Banyak Mobil Listrik Terbakar, Baterai Lithium yang digunakan Tahan Api Diciptakan

SEOUL – Serangkaian kebakaran mobil listrik belakangan ini disebabkan oleh elemen penyimpan daya yang digunakan terlalu panas atau overheat. Namun ada kabar baik, ilmuwan Korea Selatan sudah pernah mengembangkan elemen penyimpan daya lithium yang tersebut lebih banyak tahan dengan api.
Dalam perkara yang jarang terjadi, akumulator mobil listrik terbakar secara bertahap, kemudian membesar lalu sulit dipadamkan. Sel lithium-ion yang tersebut terbakar tak terkendali juga tak mampu dipadamkan selama berjam-jam akibat arus daya yang terus mengalir.
Melansir InsideEVs, sebuah kelompok peneliti dalam Daegu Gyeongbuk Institute of Science and Technology sudah pernah mengembangkan akumulator logam lithium yang mana miliki masa pakai lebih banyak lama. Bahkan, sel ini dapat memadamkan api dengan sendirinya berkat elektrolit yang tersebut dikembangkan secara khusus.
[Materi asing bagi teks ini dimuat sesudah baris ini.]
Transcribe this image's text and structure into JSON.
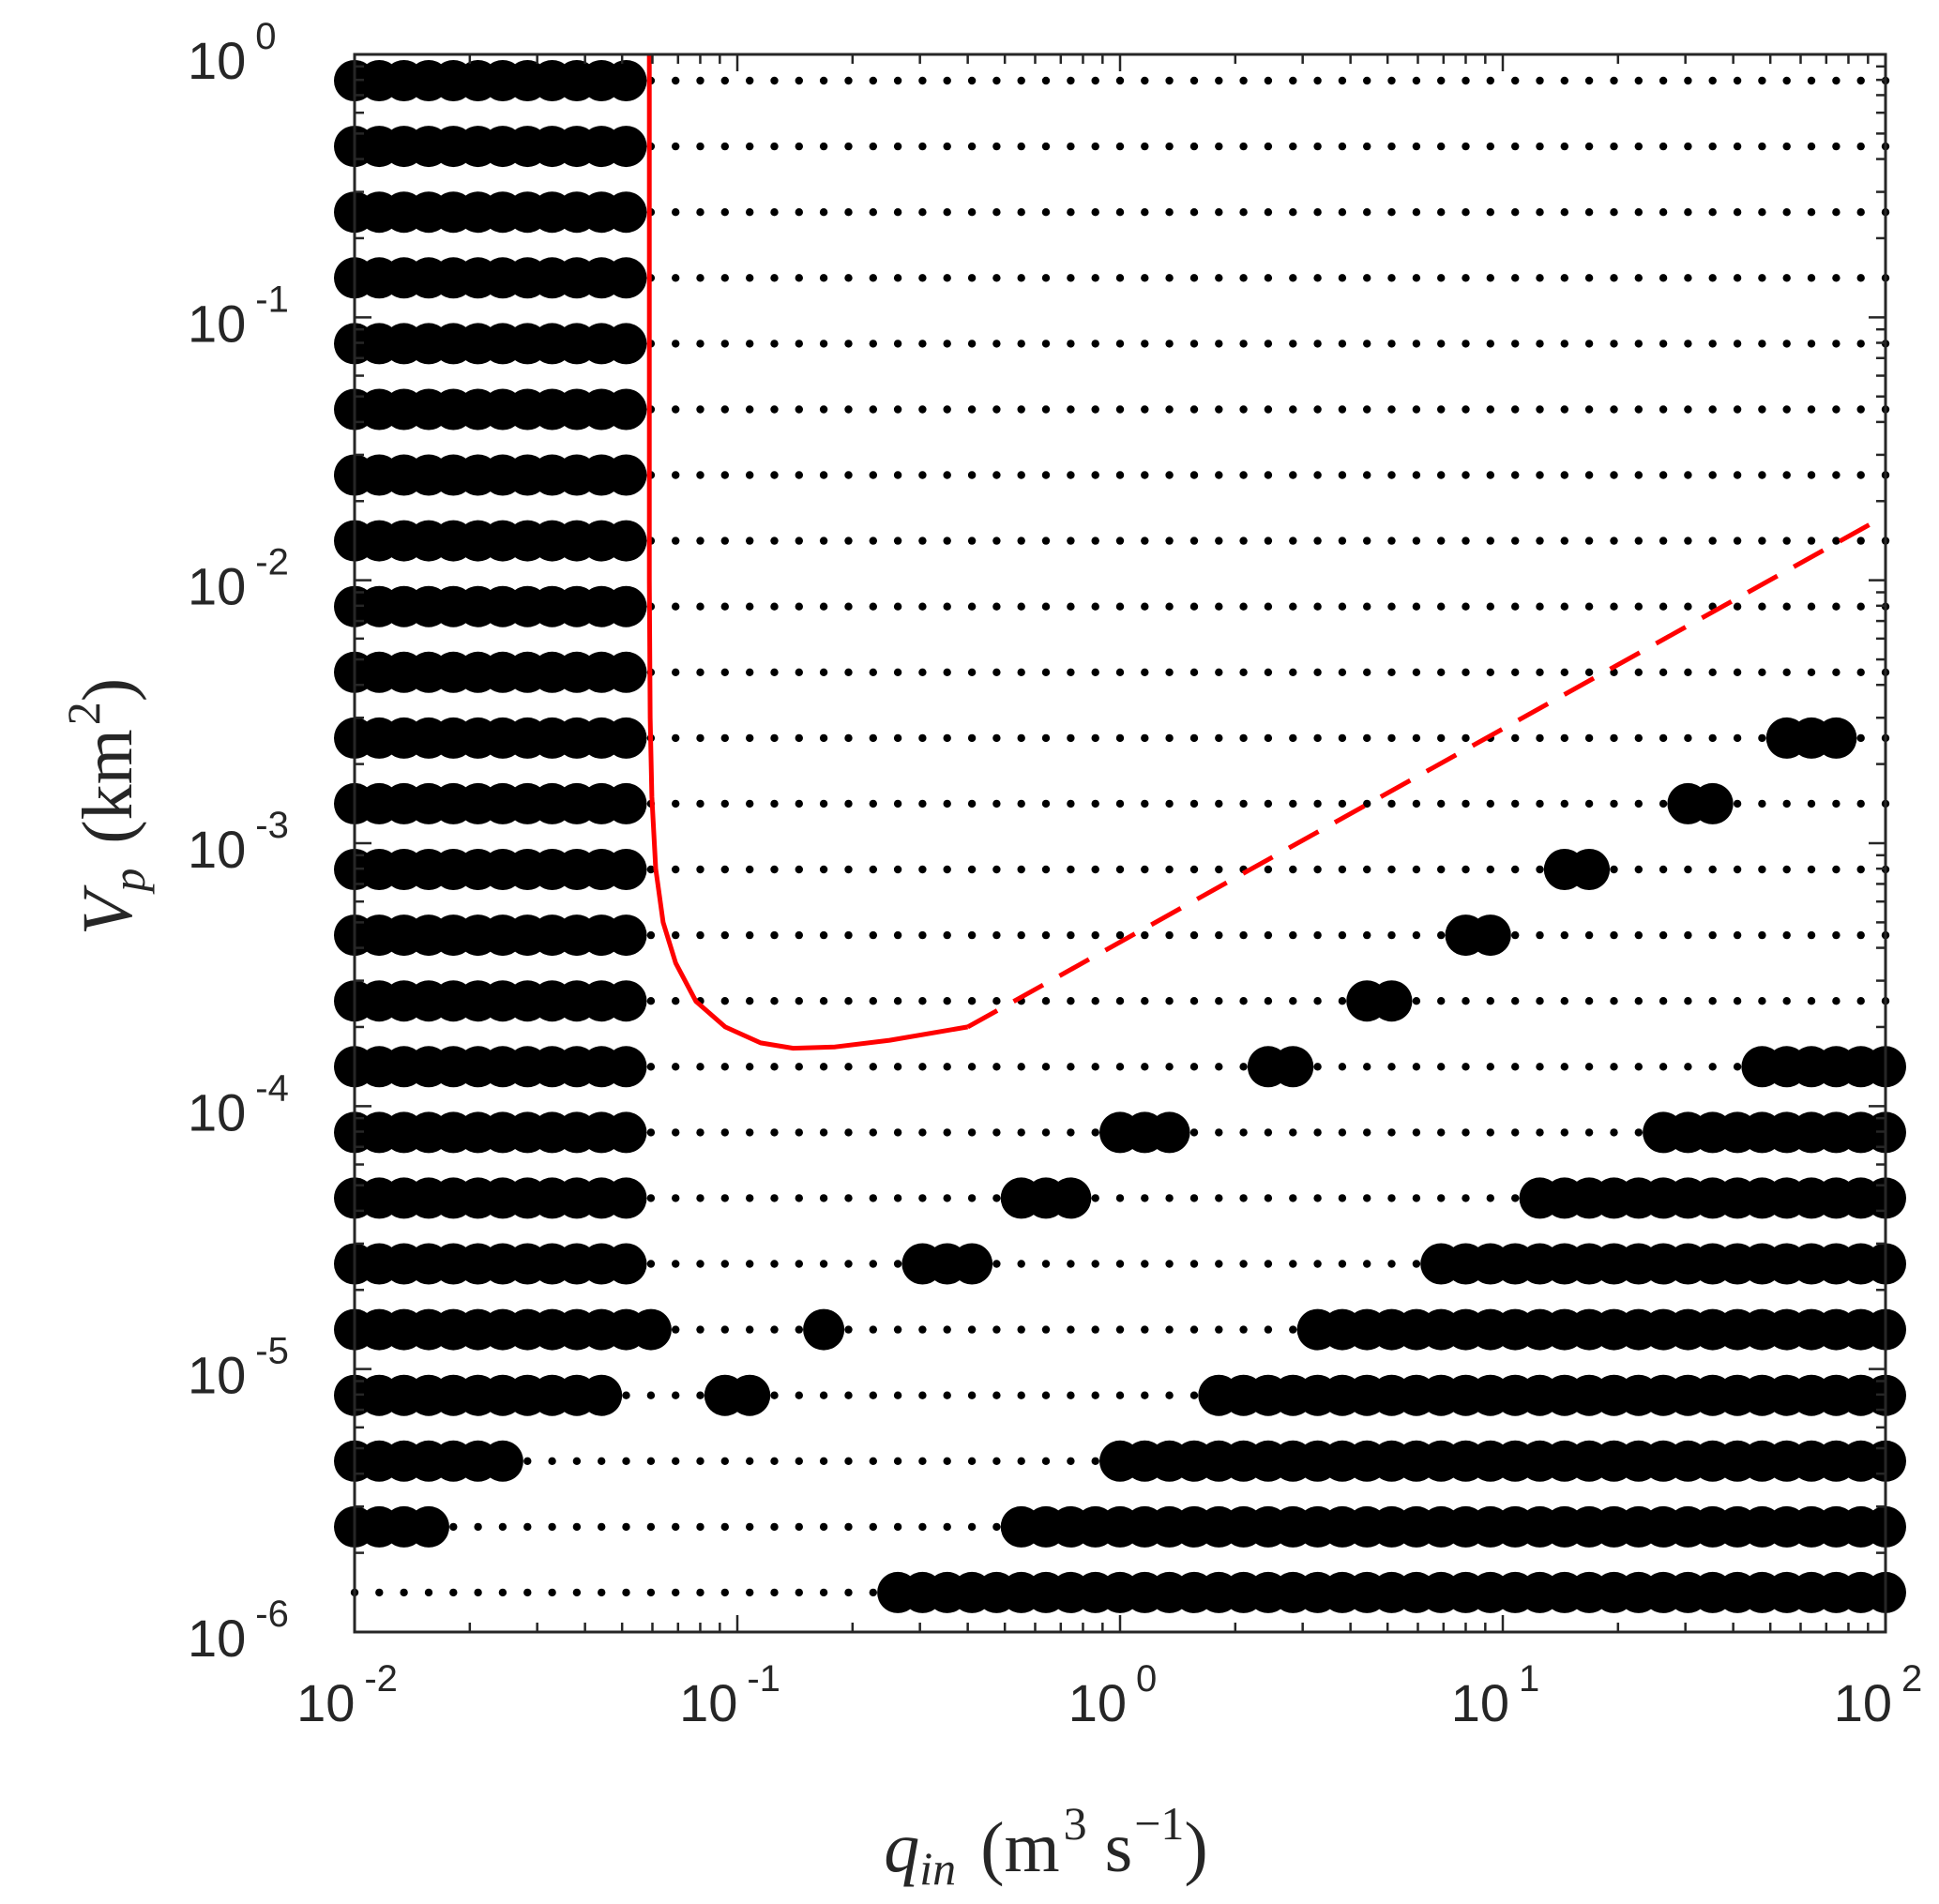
{
  "chart_data": {
    "type": "scatter",
    "title": "",
    "xscale": "log",
    "yscale": "log",
    "xlim": [
      0.01,
      100
    ],
    "ylim": [
      1e-06,
      1
    ],
    "grid": false,
    "xlabel": {
      "symbol": "q",
      "subscript": "in",
      "unit_open": "(m",
      "unit_sup1": "3",
      "unit_mid": " s",
      "unit_sup2": "−1",
      "unit_close": ")"
    },
    "ylabel": {
      "symbol": "V",
      "subscript": "p",
      "unit_open": "(km",
      "unit_sup": "2",
      "unit_close": ")"
    },
    "x_ticks": [
      {
        "value": 0.01,
        "base": "10",
        "exp": "-2"
      },
      {
        "value": 0.1,
        "base": "10",
        "exp": "-1"
      },
      {
        "value": 1,
        "base": "10",
        "exp": "0"
      },
      {
        "value": 10,
        "base": "10",
        "exp": "1"
      },
      {
        "value": 100,
        "base": "10",
        "exp": "2"
      }
    ],
    "y_ticks": [
      {
        "value": 1e-06,
        "base": "10",
        "exp": "-6"
      },
      {
        "value": 1e-05,
        "base": "10",
        "exp": "-5"
      },
      {
        "value": 0.0001,
        "base": "10",
        "exp": "-4"
      },
      {
        "value": 0.001,
        "base": "10",
        "exp": "-3"
      },
      {
        "value": 0.01,
        "base": "10",
        "exp": "-2"
      },
      {
        "value": 0.1,
        "base": "10",
        "exp": "-1"
      },
      {
        "value": 1,
        "base": "10",
        "exp": "0"
      }
    ],
    "grid_sampling": {
      "x_points": 63,
      "x_start_log10": -2,
      "x_end_log10": 2,
      "y_rows_log10": [
        -5.85,
        -5.6,
        -5.35,
        -5.1,
        -4.85,
        -4.6,
        -4.35,
        -4.1,
        -3.85,
        -3.6,
        -3.35,
        -3.1,
        -2.85,
        -2.6,
        -2.35,
        -2.1,
        -1.85,
        -1.6,
        -1.35,
        -1.1,
        -0.85,
        -0.6,
        -0.35,
        -0.1
      ]
    },
    "series": [
      {
        "kind": "large-marker",
        "color": "#000000",
        "rows": [
          {
            "y_log10": -5.85,
            "x_ranges_log10": [
              [
                -0.6,
                2.0
              ]
            ]
          },
          {
            "y_log10": -5.6,
            "x_ranges_log10": [
              [
                -2.0,
                -1.8
              ],
              [
                -1.52,
                -1.52
              ],
              [
                -0.3,
                2.0
              ]
            ]
          },
          {
            "y_log10": -5.35,
            "x_ranges_log10": [
              [
                -2.0,
                -1.6
              ],
              [
                -1.26,
                -1.26
              ],
              [
                0.0,
                2.0
              ]
            ]
          },
          {
            "y_log10": -5.1,
            "x_ranges_log10": [
              [
                -2.0,
                -1.35
              ],
              [
                -1.06,
                -0.98
              ],
              [
                0.26,
                2.0
              ]
            ]
          },
          {
            "y_log10": -4.85,
            "x_ranges_log10": [
              [
                -2.0,
                -1.2
              ],
              [
                -0.8,
                -0.73
              ],
              [
                0.5,
                2.0
              ]
            ]
          },
          {
            "y_log10": -4.6,
            "x_ranges_log10": [
              [
                -2.0,
                -1.26
              ],
              [
                -0.53,
                -0.4
              ],
              [
                0.82,
                2.0
              ]
            ]
          },
          {
            "y_log10": -4.35,
            "x_ranges_log10": [
              [
                -2.0,
                -1.26
              ],
              [
                -0.26,
                -0.13
              ],
              [
                1.08,
                2.0
              ]
            ]
          },
          {
            "y_log10": -4.1,
            "x_ranges_log10": [
              [
                -2.0,
                -1.26
              ],
              [
                0.0,
                0.13
              ],
              [
                1.4,
                2.0
              ]
            ]
          },
          {
            "y_log10": -3.85,
            "x_ranges_log10": [
              [
                -2.0,
                -1.26
              ],
              [
                0.34,
                0.45
              ],
              [
                1.65,
                2.0
              ]
            ]
          },
          {
            "y_log10": -3.6,
            "x_ranges_log10": [
              [
                -2.0,
                -1.26
              ],
              [
                0.6,
                0.73
              ],
              [
                1.97,
                1.97
              ]
            ]
          },
          {
            "y_log10": -3.35,
            "x_ranges_log10": [
              [
                -2.0,
                -1.26
              ],
              [
                0.86,
                1.0
              ]
            ]
          },
          {
            "y_log10": -3.1,
            "x_ranges_log10": [
              [
                -2.0,
                -1.26
              ],
              [
                1.13,
                1.26
              ]
            ]
          },
          {
            "y_log10": -2.85,
            "x_ranges_log10": [
              [
                -2.0,
                -1.26
              ],
              [
                1.45,
                1.55
              ]
            ]
          },
          {
            "y_log10": -2.6,
            "x_ranges_log10": [
              [
                -2.0,
                -1.26
              ],
              [
                1.74,
                1.87
              ]
            ]
          },
          {
            "y_log10": -2.35,
            "x_ranges_log10": [
              [
                -2.0,
                -1.26
              ]
            ]
          },
          {
            "y_log10": -2.1,
            "x_ranges_log10": [
              [
                -2.0,
                -1.26
              ]
            ]
          },
          {
            "y_log10": -1.85,
            "x_ranges_log10": [
              [
                -2.0,
                -1.26
              ]
            ]
          },
          {
            "y_log10": -1.6,
            "x_ranges_log10": [
              [
                -2.0,
                -1.26
              ]
            ]
          },
          {
            "y_log10": -1.35,
            "x_ranges_log10": [
              [
                -2.0,
                -1.26
              ]
            ]
          },
          {
            "y_log10": -1.1,
            "x_ranges_log10": [
              [
                -2.0,
                -1.26
              ]
            ]
          },
          {
            "y_log10": -0.85,
            "x_ranges_log10": [
              [
                -2.0,
                -1.26
              ]
            ]
          },
          {
            "y_log10": -0.6,
            "x_ranges_log10": [
              [
                -2.0,
                -1.26
              ]
            ]
          },
          {
            "y_log10": -0.35,
            "x_ranges_log10": [
              [
                -2.0,
                -1.26
              ]
            ]
          },
          {
            "y_log10": -0.1,
            "x_ranges_log10": [
              [
                -2.0,
                -1.26
              ]
            ]
          }
        ]
      },
      {
        "kind": "small-marker",
        "color": "#000000",
        "description_hidden": true
      },
      {
        "kind": "solid-line",
        "color": "#ff0000",
        "points": [
          [
            0.0589,
            1.0
          ],
          [
            0.0589,
            0.1
          ],
          [
            0.0589,
            0.01
          ],
          [
            0.0592,
            0.003
          ],
          [
            0.0598,
            0.0015
          ],
          [
            0.0612,
            0.0008
          ],
          [
            0.064,
            0.0005
          ],
          [
            0.069,
            0.00035
          ],
          [
            0.078,
            0.00025
          ],
          [
            0.093,
            0.0002
          ],
          [
            0.115,
            0.000174
          ],
          [
            0.14,
            0.000166
          ],
          [
            0.18,
            0.000168
          ],
          [
            0.25,
            0.000178
          ],
          [
            0.4,
            0.0002
          ]
        ]
      },
      {
        "kind": "dashed-line",
        "color": "#ff0000",
        "points": [
          [
            0.4,
            0.0002
          ],
          [
            100,
            0.0176
          ]
        ]
      }
    ]
  }
}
Para ilmuwan mengembangkan elektrolit polimer padat tiga lapis yang dapat menghindari kebakaran kemudian memfasilitasi pergerakan cepat ion pembawa muatan di area di sel. Setelah 1.000 siklus pengisian kemudian pengosongan, elemen penyimpan daya logam lithium mempertahankan hampir 88 persen dari kapasitas aslinya.
“Penelitian ini diantisipasi untuk memberikan partisipasi yang digunakan signifikan terhadap komersialisasi akumulator logam lithium yang tersebut menggunakan elektrolit [polimer padat], sekaligus memberikan peningkatan stabilitas juga efisiensi [pada] perangkat penyimpanan energi,” ujar peneliti utama studi tersebut, Dr. Kim Jae-hyun, pada sebuah siaran pers.
Aplikasi elemen penyimpan daya semacam itu bisa jadi sangat luas, sesuai dengan penelitian. Jika teknologi ini dikomersialkan, maka dapat digunakan pada segala hal, mulai dari ponsel pintar, perangkat yang tersebut dapat dikenakan, mobil listrik, hingga sistem penyimpanan energi berskala besar.
Raksasa elemen penyimpan daya Korea, LG Energy Solution, juga telah dilakukan mengembangkan penyimpan daya EV yang tersebut dapat menekan menjalarnya suhu panas. Kemasan penyimpan daya yang digunakan berfungsi sebagai sekering dapat menghindari panas berlebih.
Mekanisme pencegahan kebakaran ini masih di tahap awal penelitian kemudian pengembangan. Sehingga, belum ada solusi pasti untuk menjaga dari kebakaran mobil listrik.